Bright and early the next morning, I stood in the desert outside the port gates waiting for a taxi to take me into Dubai... just hoping that it would be air-conditioned. The dark shadow by my feet was spreading outwards, as the sweat ran down my back and legs, then out of my shoes into the sand. I stood as still as possible so as not to sweat unnecessary. 
I caught a taxi into town, and after depositing my share of the money in my account at Barclays Bank and a few drinks in The Rose and Crown bar to celebrate this windfall, I walked to the government-owned liquor store in town. The Indian manager was extremely pleased to see me, as I was one of his best customers, and ushered his fellow Indian employees to fetch me a cold beer.
When he looked down at the list I'd prepared for him, he couldn't believe his eyes. He handed it to one of his employees, and then got another to bring me all the freebies that he had on offer. There were packets of different types of beer-mats, boxes of drinking glasses, a crystal decanter, and a case of new beer on the market that he wanted me to try out for him... all given to me free-gratis.
When the assembly of the goods on my list was completed, and several cans of beer later, he sent one of his employees out in the street with instructions to flag down two Volvo estate taxis. The two taxis were loaded with my order, and I shook hands with the manager of the liquor store before leaving for the police station. After the desk sergeant had checked off the quantity of alcohol in the two taxis with the receipt that I had handed him and stamped my paperwork, I was driven with the police escort... a police car in front and one in the back... to Mina Hamria.

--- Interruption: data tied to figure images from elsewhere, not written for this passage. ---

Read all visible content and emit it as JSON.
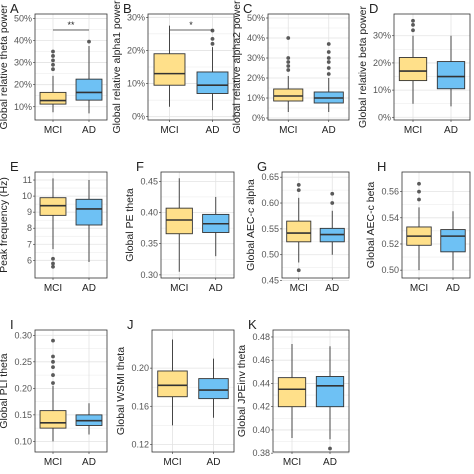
{
  "colors": {
    "mci": "#FFE08A",
    "ad": "#6EC1F4",
    "grid": "#E3E3E3",
    "frame": "#333333",
    "text": "#222222",
    "tick": "#555555"
  },
  "chart_data": [
    {
      "type": "box",
      "panel_letter": "A",
      "ylabel": "Global relative theta power",
      "y_ticks": [
        "10%",
        "20%",
        "30%",
        "40%",
        "50%"
      ],
      "y_tick_values": [
        0.1,
        0.2,
        0.3,
        0.4,
        0.5
      ],
      "ylim": [
        0.04,
        0.52
      ],
      "categories": [
        "MCI",
        "AD"
      ],
      "significance": "**",
      "boxes": [
        {
          "group": "MCI",
          "whisker_low": 0.075,
          "q1": 0.112,
          "median": 0.128,
          "q3": 0.165,
          "whisker_high": 0.24,
          "outliers": [
            0.27,
            0.29,
            0.31,
            0.33,
            0.35
          ]
        },
        {
          "group": "AD",
          "whisker_low": 0.07,
          "q1": 0.13,
          "median": 0.165,
          "q3": 0.225,
          "whisker_high": 0.375,
          "outliers": [
            0.395
          ]
        }
      ]
    },
    {
      "type": "box",
      "panel_letter": "B",
      "ylabel": "Global relative alpha1 power",
      "y_ticks": [
        "0%",
        "10%",
        "20%",
        "30%"
      ],
      "y_tick_values": [
        0.0,
        0.1,
        0.2,
        0.3
      ],
      "ylim": [
        -0.01,
        0.31
      ],
      "categories": [
        "MCI",
        "AD"
      ],
      "significance": "*",
      "boxes": [
        {
          "group": "MCI",
          "whisker_low": 0.03,
          "q1": 0.095,
          "median": 0.13,
          "q3": 0.19,
          "whisker_high": 0.275,
          "outliers": []
        },
        {
          "group": "AD",
          "whisker_low": 0.02,
          "q1": 0.07,
          "median": 0.095,
          "q3": 0.135,
          "whisker_high": 0.21,
          "outliers": [
            0.22,
            0.235,
            0.26
          ]
        }
      ]
    },
    {
      "type": "box",
      "panel_letter": "C",
      "ylabel": "Global relative alpha2 power",
      "y_ticks": [
        "0%",
        "10%",
        "20%",
        "30%",
        "40%",
        "50%"
      ],
      "y_tick_values": [
        0.0,
        0.1,
        0.2,
        0.3,
        0.4,
        0.5
      ],
      "ylim": [
        -0.01,
        0.52
      ],
      "categories": [
        "MCI",
        "AD"
      ],
      "boxes": [
        {
          "group": "MCI",
          "whisker_low": 0.03,
          "q1": 0.085,
          "median": 0.11,
          "q3": 0.145,
          "whisker_high": 0.21,
          "outliers": [
            0.24,
            0.26,
            0.28,
            0.3,
            0.4
          ]
        },
        {
          "group": "AD",
          "whisker_low": 0.03,
          "q1": 0.075,
          "median": 0.1,
          "q3": 0.13,
          "whisker_high": 0.2,
          "outliers": [
            0.22,
            0.25,
            0.28,
            0.3,
            0.33,
            0.37
          ]
        }
      ]
    },
    {
      "type": "box",
      "panel_letter": "D",
      "ylabel": "Global relative beta power",
      "y_ticks": [
        "0%",
        "10%",
        "20%",
        "30%"
      ],
      "y_tick_values": [
        0.0,
        0.1,
        0.2,
        0.3
      ],
      "ylim": [
        -0.01,
        0.38
      ],
      "categories": [
        "MCI",
        "AD"
      ],
      "boxes": [
        {
          "group": "MCI",
          "whisker_low": 0.05,
          "q1": 0.135,
          "median": 0.17,
          "q3": 0.22,
          "whisker_high": 0.3,
          "outliers": [
            0.32,
            0.34,
            0.355
          ]
        },
        {
          "group": "AD",
          "whisker_low": 0.04,
          "q1": 0.105,
          "median": 0.15,
          "q3": 0.205,
          "whisker_high": 0.3,
          "outliers": []
        }
      ]
    },
    {
      "type": "box",
      "panel_letter": "E",
      "ylabel": "Peak frequency (Hz)",
      "y_ticks": [
        "6",
        "7",
        "8",
        "9",
        "10",
        "11"
      ],
      "y_tick_values": [
        6,
        7,
        8,
        9,
        10,
        11
      ],
      "ylim": [
        4.9,
        11.5
      ],
      "categories": [
        "MCI",
        "AD"
      ],
      "boxes": [
        {
          "group": "MCI",
          "whisker_low": 6.7,
          "q1": 8.8,
          "median": 9.4,
          "q3": 9.9,
          "whisker_high": 11.1,
          "outliers": [
            5.6,
            5.8,
            6.1
          ]
        },
        {
          "group": "AD",
          "whisker_low": 5.9,
          "q1": 8.2,
          "median": 9.2,
          "q3": 9.8,
          "whisker_high": 11.0,
          "outliers": []
        }
      ]
    },
    {
      "type": "box",
      "panel_letter": "F",
      "ylabel": "Global PE theta",
      "y_ticks": [
        "0.30",
        "0.35",
        "0.40",
        "0.45"
      ],
      "y_tick_values": [
        0.3,
        0.35,
        0.4,
        0.45
      ],
      "ylim": [
        0.295,
        0.465
      ],
      "categories": [
        "MCI",
        "AD"
      ],
      "boxes": [
        {
          "group": "MCI",
          "whisker_low": 0.305,
          "q1": 0.366,
          "median": 0.388,
          "q3": 0.407,
          "whisker_high": 0.455,
          "outliers": []
        },
        {
          "group": "AD",
          "whisker_low": 0.33,
          "q1": 0.368,
          "median": 0.382,
          "q3": 0.397,
          "whisker_high": 0.425,
          "outliers": []
        }
      ]
    },
    {
      "type": "box",
      "panel_letter": "G",
      "ylabel": "Global AEC-c alpha",
      "y_ticks": [
        "0.45",
        "0.50",
        "0.55",
        "0.60",
        "0.65"
      ],
      "y_tick_values": [
        0.45,
        0.5,
        0.55,
        0.6,
        0.65
      ],
      "ylim": [
        0.455,
        0.66
      ],
      "categories": [
        "MCI",
        "AD"
      ],
      "boxes": [
        {
          "group": "MCI",
          "whisker_low": 0.485,
          "q1": 0.525,
          "median": 0.542,
          "q3": 0.565,
          "whisker_high": 0.61,
          "outliers": [
            0.47,
            0.625,
            0.635
          ]
        },
        {
          "group": "AD",
          "whisker_low": 0.5,
          "q1": 0.525,
          "median": 0.539,
          "q3": 0.551,
          "whisker_high": 0.585,
          "outliers": [
            0.6,
            0.618
          ]
        }
      ]
    },
    {
      "type": "box",
      "panel_letter": "H",
      "ylabel": "Global AEC-c beta",
      "y_ticks": [
        "0.50",
        "0.52",
        "0.54",
        "0.56"
      ],
      "y_tick_values": [
        0.5,
        0.52,
        0.54,
        0.56
      ],
      "ylim": [
        0.494,
        0.575
      ],
      "categories": [
        "MCI",
        "AD"
      ],
      "boxes": [
        {
          "group": "MCI",
          "whisker_low": 0.5,
          "q1": 0.519,
          "median": 0.526,
          "q3": 0.533,
          "whisker_high": 0.548,
          "outliers": [
            0.554,
            0.56,
            0.566
          ]
        },
        {
          "group": "AD",
          "whisker_low": 0.5,
          "q1": 0.514,
          "median": 0.526,
          "q3": 0.531,
          "whisker_high": 0.545,
          "outliers": []
        }
      ]
    },
    {
      "type": "box",
      "panel_letter": "I",
      "ylabel": "Global PLI theta",
      "y_ticks": [
        "0.10",
        "0.15",
        "0.20",
        "0.25",
        "0.30"
      ],
      "y_tick_values": [
        0.1,
        0.15,
        0.2,
        0.25,
        0.3
      ],
      "ylim": [
        0.08,
        0.31
      ],
      "categories": [
        "MCI",
        "AD"
      ],
      "boxes": [
        {
          "group": "MCI",
          "whisker_low": 0.1,
          "q1": 0.125,
          "median": 0.135,
          "q3": 0.158,
          "whisker_high": 0.205,
          "outliers": [
            0.21,
            0.225,
            0.24,
            0.25,
            0.26,
            0.29
          ]
        },
        {
          "group": "AD",
          "whisker_low": 0.113,
          "q1": 0.13,
          "median": 0.139,
          "q3": 0.15,
          "whisker_high": 0.172,
          "outliers": []
        }
      ]
    },
    {
      "type": "box",
      "panel_letter": "J",
      "ylabel": "Global WSMI theta",
      "y_ticks": [
        "0.12",
        "0.16",
        "0.20"
      ],
      "y_tick_values": [
        0.12,
        0.16,
        0.2
      ],
      "ylim": [
        0.112,
        0.24
      ],
      "categories": [
        "MCI",
        "AD"
      ],
      "boxes": [
        {
          "group": "MCI",
          "whisker_low": 0.14,
          "q1": 0.17,
          "median": 0.182,
          "q3": 0.197,
          "whisker_high": 0.23,
          "outliers": []
        },
        {
          "group": "AD",
          "whisker_low": 0.148,
          "q1": 0.168,
          "median": 0.177,
          "q3": 0.189,
          "whisker_high": 0.21,
          "outliers": []
        }
      ]
    },
    {
      "type": "box",
      "panel_letter": "K",
      "ylabel": "Global JPEinv theta",
      "y_ticks": [
        "0.38",
        "0.40",
        "0.42",
        "0.44",
        "0.46",
        "0.48"
      ],
      "y_tick_values": [
        0.38,
        0.4,
        0.42,
        0.44,
        0.46,
        0.48
      ],
      "ylim": [
        0.381,
        0.486
      ],
      "categories": [
        "MCI",
        "AD"
      ],
      "boxes": [
        {
          "group": "MCI",
          "whisker_low": 0.393,
          "q1": 0.42,
          "median": 0.435,
          "q3": 0.445,
          "whisker_high": 0.474,
          "outliers": []
        },
        {
          "group": "AD",
          "whisker_low": 0.392,
          "q1": 0.42,
          "median": 0.438,
          "q3": 0.446,
          "whisker_high": 0.472,
          "outliers": [
            0.384
          ]
        }
      ]
    }
  ]
}
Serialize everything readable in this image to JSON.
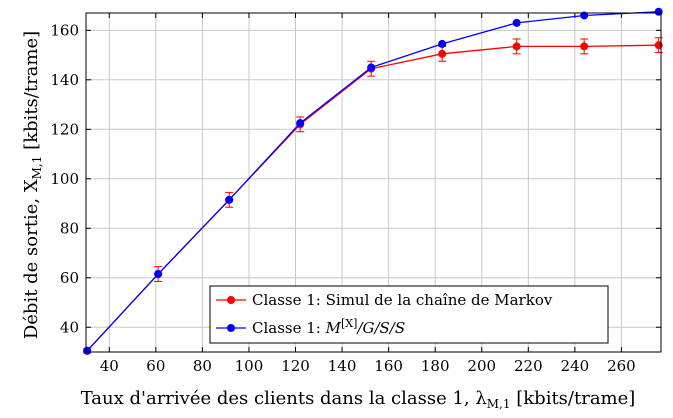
{
  "chart_data": {
    "type": "line",
    "xlabel": "Taux d'arrivée des clients dans la classe 1, λ",
    "xlabel_sub": "M,1",
    "xlabel_unit": " [kbits/trame]",
    "ylabel": "Débit de sortie, X",
    "ylabel_sub": "M,1",
    "ylabel_unit": " [kbits/trame]",
    "xlim": [
      30,
      277
    ],
    "ylim": [
      30,
      167
    ],
    "xticks": [
      40,
      60,
      80,
      100,
      120,
      140,
      160,
      180,
      200,
      220,
      240,
      260
    ],
    "yticks": [
      40,
      60,
      80,
      100,
      120,
      140,
      160
    ],
    "grid": true,
    "legend_position": "bottom-right",
    "series": [
      {
        "name": "Classe 1: Simul de la chaîne de Markov",
        "color": "#ff0000",
        "x": [
          30.5,
          61,
          91.5,
          122,
          152.5,
          183,
          215,
          244,
          276
        ],
        "y": [
          30.5,
          61.5,
          91.5,
          122,
          144.5,
          150.5,
          153.5,
          153.5,
          154
        ],
        "error": [
          0.8,
          3.0,
          3.0,
          3.0,
          3.0,
          3.0,
          3.0,
          3.0,
          3.0
        ],
        "marker": "circle"
      },
      {
        "name": "Classe 1: M^[X]/G/S/S",
        "color": "#0000ff",
        "x": [
          30.5,
          61,
          91.5,
          122,
          152.5,
          183,
          215,
          244,
          276
        ],
        "y": [
          30.5,
          61.5,
          91.5,
          122.5,
          145,
          154.5,
          163,
          166,
          167.5
        ],
        "marker": "circle"
      }
    ]
  }
}
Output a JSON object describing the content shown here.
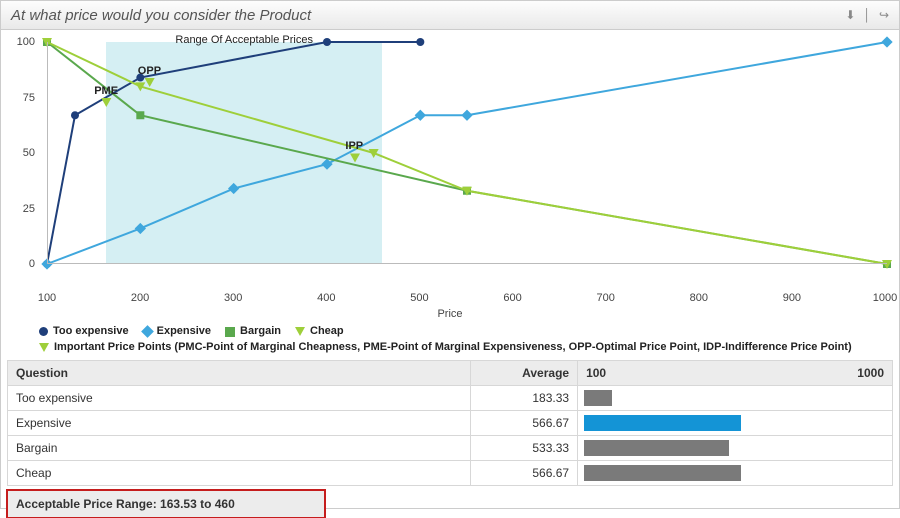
{
  "header": {
    "title": "At what price would you consider the Product",
    "icons": [
      "download-icon",
      "divider",
      "share-icon"
    ]
  },
  "chart": {
    "type": "line",
    "x_axis": {
      "title": "Price",
      "min": 100,
      "max": 1000,
      "tick_step": 100
    },
    "y_axis": {
      "min": 0,
      "max": 100,
      "tick_step": 25
    },
    "background_color": "#ffffff",
    "band": {
      "from": 163.53,
      "to": 460,
      "color": "#bfe6ec",
      "opacity": 0.65,
      "label": "Range Of Acceptable Prices"
    },
    "series": [
      {
        "id": "too_expensive",
        "name": "Too expensive",
        "color": "#1f3f7a",
        "marker": "dot",
        "x": [
          100,
          130,
          200,
          400,
          500
        ],
        "y": [
          0,
          67,
          84,
          100,
          100
        ],
        "line_width": 2
      },
      {
        "id": "expensive",
        "name": "Expensive",
        "color": "#3fa7dd",
        "marker": "diamond",
        "x": [
          100,
          200,
          300,
          400,
          500,
          550,
          1000
        ],
        "y": [
          0,
          16,
          34,
          45,
          67,
          67,
          100
        ],
        "line_width": 2
      },
      {
        "id": "bargain",
        "name": "Bargain",
        "color": "#5aa84d",
        "marker": "square",
        "x": [
          100,
          200,
          550,
          1000
        ],
        "y": [
          100,
          67,
          33,
          0
        ],
        "line_width": 2
      },
      {
        "id": "cheap",
        "name": "Cheap",
        "color": "#9ecf3a",
        "marker": "triangle-down",
        "x": [
          100,
          200,
          450,
          550,
          1000
        ],
        "y": [
          100,
          80,
          50,
          33,
          0
        ],
        "line_width": 2
      }
    ],
    "important_points": [
      {
        "id": "PME",
        "label": "PME",
        "x": 163.53,
        "y": 73,
        "color": "#9ecf3a"
      },
      {
        "id": "OPP",
        "label": "OPP",
        "x": 210,
        "y": 82,
        "color": "#9ecf3a"
      },
      {
        "id": "IPP",
        "label": "IPP",
        "x": 430,
        "y": 48,
        "color": "#9ecf3a"
      }
    ],
    "legend_note": "Important Price Points (PMC-Point of Marginal Cheapness, PME-Point of Marginal Expensiveness, OPP-Optimal Price Point, IDP-Indifference Price Point)"
  },
  "table": {
    "columns": [
      "Question",
      "Average"
    ],
    "bar_min": 100,
    "bar_max": 1000,
    "bar_min_label": "100",
    "bar_max_label": "1000",
    "rows": [
      {
        "q": "Too expensive",
        "avg": "183.33",
        "val": 183.33,
        "bar_color": "#7a7a7a"
      },
      {
        "q": "Expensive",
        "avg": "566.67",
        "val": 566.67,
        "bar_color": "#1494d6"
      },
      {
        "q": "Bargain",
        "avg": "533.33",
        "val": 533.33,
        "bar_color": "#7a7a7a"
      },
      {
        "q": "Cheap",
        "avg": "566.67",
        "val": 566.67,
        "bar_color": "#7a7a7a"
      }
    ]
  },
  "acceptable_range": {
    "label": "Acceptable Price Range: 163.53 to 460",
    "highlight_color": "#c51d1d"
  }
}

My police convoy pulled up on the wharf near to the Dauntless Star. Unfortunately, we were still three hulls out, but my crew soon had a conveyor-belt going, passing the cases of alcohol hand-to-hand over to my ship. They'd had plenty of practice doing this for me, so they knew how it was done by now. When the transaction was complete, I shook hands with the four police officers and wished them a good day. They repeated their thanks to me, with a knowing grin on their faces, before departing on their way back to Dubai.
A couple of hours later... after it was dark... all the bright floodlights of the port were extinguished. There was a rumble of a fully-laden eight-wheeler cement truck coming down the wharf without its lights on. It parked up near my ship... right where my two taxis had parked earlier. The chain-gang was set up again, and all the cases of alcohol for Ahli Marine were passed... hand-to-hand once more... over to the vehicle. There was a hole in the middle of the cement bags, and all these cases of spirits were carefully packed into it, before being covered over with more bags of cement.
Once the loading was completed, the driver... Mohammed Ahli's brother... got back in the truck and drove out of the dock gates towards Dubai. After a few minutes, the harbour lights came back on again, and we settled down to a celebratory drinking session, with me placing several bottles of whisky out for my crew free-gratis to drink together with me, siting cross-legged on the wheelhouse floor.
Everyone on the list that I was given by Mohammed Ali got their bottle of whisky to help them celebrate the passing of Ramadan. From those three high-ranking ministers in the government, to the four police officers in the escort, right down to the security guard on the dock gates... everyone had a smile on their faces. All the best, Cpt Dick Brooks.